Andererseits stimmt es, daß die Bedeutung des Nationalsozialismus und auch die Rolle Hitlers nur aus dieser Tradition heraus zu verstehen ist. Es handelt sich nicht nur um eine »Ersatzreligion«, die ihre propagandistischen Künste von der katholischen Kirche abschaut, sondern tatsächlich um eine Antwort auf die jüdisch-christliche Lehre, deren Niedergang kaum noch zu leugnen ist.

Die Vorstellung von Hitler als einer Messias-Figur erscheint weniger absurd, wenn man sich deren ursprüngliche Funktion im Judentum näher ansieht. Nach jüdischen Vorstellungen handelt es sich beim Messias nicht um einen »Sohn Gottes« und schon gar nicht um Gott selbst, wie es in der christlichen Dreifaltigkeitslehre der Fall ist. Das Wort heißt übersetzt »der Gesalbte«, was soviel bedeutet wie gottgesandt, von Gott auserwählt und von höherer Legitimation.

Irgendwann kommt der neue Glaube

Insofern hat Hitler mit seiner Rede von der »Vorsehung« genau diesen Anspruch erhoben. Eine göttliche Legitimation hat kraft Geburt auch jeder König. Beim jüdischen Messias geht es jedoch darum, ein (um 500 v. Chr.) erloschenes Königtum zu erneuern, und dazu bedarf es einer historischen Wende. Der Messias soll sie vollbringen und das jüdische Volk wieder in Glanz und Ehren bringen.

Wenn wir es einmal ernst nehmen, daß Hitler bei den Nationalsozialisten an die Stelle des jüdischen Messias getreten ist (nicht anstelle von Christus), dann stellt sich die Frage: Von welchem Gott ist er geschickt worden, welche Macht verleiht ihm die höhere Legitimation?

Eine heidnische oder sonst wie vorchristliche Macht kann es nicht sein, denn sie könnte sich nicht mit der Modernität messen.

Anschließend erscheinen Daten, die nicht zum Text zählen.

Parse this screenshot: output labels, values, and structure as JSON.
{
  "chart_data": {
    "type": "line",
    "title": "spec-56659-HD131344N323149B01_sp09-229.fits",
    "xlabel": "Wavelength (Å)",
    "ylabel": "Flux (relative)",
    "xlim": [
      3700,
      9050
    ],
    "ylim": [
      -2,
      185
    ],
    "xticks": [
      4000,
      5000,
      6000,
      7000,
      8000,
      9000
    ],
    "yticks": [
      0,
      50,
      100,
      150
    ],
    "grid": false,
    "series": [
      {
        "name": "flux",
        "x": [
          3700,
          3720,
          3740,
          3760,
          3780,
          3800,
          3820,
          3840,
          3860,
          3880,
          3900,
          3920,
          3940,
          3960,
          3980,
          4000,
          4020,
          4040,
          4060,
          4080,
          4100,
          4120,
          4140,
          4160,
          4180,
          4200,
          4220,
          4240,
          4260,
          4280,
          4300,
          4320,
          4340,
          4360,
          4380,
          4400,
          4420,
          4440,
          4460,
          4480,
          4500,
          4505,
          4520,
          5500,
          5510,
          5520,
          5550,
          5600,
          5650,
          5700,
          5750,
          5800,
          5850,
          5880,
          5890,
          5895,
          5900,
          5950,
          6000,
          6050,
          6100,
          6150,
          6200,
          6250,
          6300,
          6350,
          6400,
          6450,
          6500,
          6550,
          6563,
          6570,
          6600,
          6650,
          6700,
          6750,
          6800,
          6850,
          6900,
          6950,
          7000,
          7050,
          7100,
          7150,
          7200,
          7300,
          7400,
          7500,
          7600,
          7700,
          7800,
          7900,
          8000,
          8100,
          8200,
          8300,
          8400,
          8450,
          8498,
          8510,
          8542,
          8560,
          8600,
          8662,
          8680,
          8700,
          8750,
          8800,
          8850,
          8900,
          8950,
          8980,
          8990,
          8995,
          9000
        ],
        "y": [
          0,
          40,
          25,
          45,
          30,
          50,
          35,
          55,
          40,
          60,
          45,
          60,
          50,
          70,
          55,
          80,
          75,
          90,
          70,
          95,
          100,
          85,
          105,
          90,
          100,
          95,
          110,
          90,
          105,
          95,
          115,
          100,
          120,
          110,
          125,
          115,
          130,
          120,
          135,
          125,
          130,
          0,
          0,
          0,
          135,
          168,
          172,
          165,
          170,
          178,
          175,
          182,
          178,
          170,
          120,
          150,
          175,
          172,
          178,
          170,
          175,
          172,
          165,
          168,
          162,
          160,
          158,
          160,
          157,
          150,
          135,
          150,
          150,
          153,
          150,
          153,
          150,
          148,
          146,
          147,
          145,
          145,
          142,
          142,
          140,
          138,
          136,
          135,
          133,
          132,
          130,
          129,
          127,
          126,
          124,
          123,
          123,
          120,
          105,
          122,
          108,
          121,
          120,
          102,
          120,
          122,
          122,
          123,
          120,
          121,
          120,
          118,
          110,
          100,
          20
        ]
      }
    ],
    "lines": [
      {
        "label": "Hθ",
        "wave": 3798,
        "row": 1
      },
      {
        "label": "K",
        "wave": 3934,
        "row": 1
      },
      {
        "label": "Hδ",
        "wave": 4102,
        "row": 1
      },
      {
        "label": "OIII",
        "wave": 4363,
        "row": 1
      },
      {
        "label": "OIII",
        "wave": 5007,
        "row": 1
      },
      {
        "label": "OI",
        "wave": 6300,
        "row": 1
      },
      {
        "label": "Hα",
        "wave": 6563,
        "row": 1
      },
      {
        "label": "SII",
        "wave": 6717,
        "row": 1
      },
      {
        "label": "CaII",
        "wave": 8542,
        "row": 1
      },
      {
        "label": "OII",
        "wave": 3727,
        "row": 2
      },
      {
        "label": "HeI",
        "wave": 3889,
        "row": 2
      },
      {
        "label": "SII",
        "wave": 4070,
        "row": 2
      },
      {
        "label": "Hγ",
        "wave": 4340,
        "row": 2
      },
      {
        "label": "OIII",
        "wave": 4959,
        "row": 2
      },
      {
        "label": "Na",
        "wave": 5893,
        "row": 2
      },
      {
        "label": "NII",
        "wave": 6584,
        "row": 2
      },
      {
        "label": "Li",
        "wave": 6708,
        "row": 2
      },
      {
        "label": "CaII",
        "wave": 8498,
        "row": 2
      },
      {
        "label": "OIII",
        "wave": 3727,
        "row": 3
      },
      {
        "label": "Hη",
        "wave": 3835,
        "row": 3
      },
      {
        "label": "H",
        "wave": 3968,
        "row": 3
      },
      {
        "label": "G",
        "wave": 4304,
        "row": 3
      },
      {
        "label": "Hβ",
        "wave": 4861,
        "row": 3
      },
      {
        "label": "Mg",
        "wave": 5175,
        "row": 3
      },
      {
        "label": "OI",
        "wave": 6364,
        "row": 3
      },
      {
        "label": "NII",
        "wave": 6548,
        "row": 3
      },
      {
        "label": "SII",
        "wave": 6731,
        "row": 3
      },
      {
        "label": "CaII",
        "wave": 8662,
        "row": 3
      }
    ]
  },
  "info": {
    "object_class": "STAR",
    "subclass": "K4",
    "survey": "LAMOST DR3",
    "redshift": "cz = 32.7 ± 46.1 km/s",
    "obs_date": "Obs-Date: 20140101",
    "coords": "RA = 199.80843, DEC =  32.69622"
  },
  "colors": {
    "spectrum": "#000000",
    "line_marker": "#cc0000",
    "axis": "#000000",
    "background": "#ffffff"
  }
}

Es kann nur eine Gottheit sein, die das Moment der Entfremdung, das die Moderne kennzeichnet, bereits mit berücksichtigt. Sie kann sich also nur auf jene deutsche Gottsuche beziehen, die bei Hölderlin zu dem Begriff »Seyn«, bei Martin Heidegger zum »Sein«, bei Schopenhauer und Nietzsche zum »Willen« und bei den Romantikern zur »Natur« führt.

Dieser Gott darf aber nicht wieder eine Projektion sein wie der Gott in Gestalt eines alten Juden mit Bart oder eines Germanen mit dem Trinkhorn. Es bleibt eine vage Idee, die nach der Realisierung in einem neuen Kult strebt, wie er im Umkreis von Wagner oder dem späten Nietzsche oder im George-Kreis bereits beginnt.

Das alles gehört dem Bildungsbürgertum an. Ins Volk gedrungen ist eine nachchristliche Religiosität bisher nur in Form der nationalsozialistischen Kulte. Das NS-Weihnachtsfest war ohne Zweifel der 20. April. Für den gläubigen Christen ist das ohne Zweifel Götzendienst, inmitten der Glaubenslosigkeit kann man es aber auch als Teil einer langen Suche auffassen, die irgendwann zu einem neuen Glauben führt.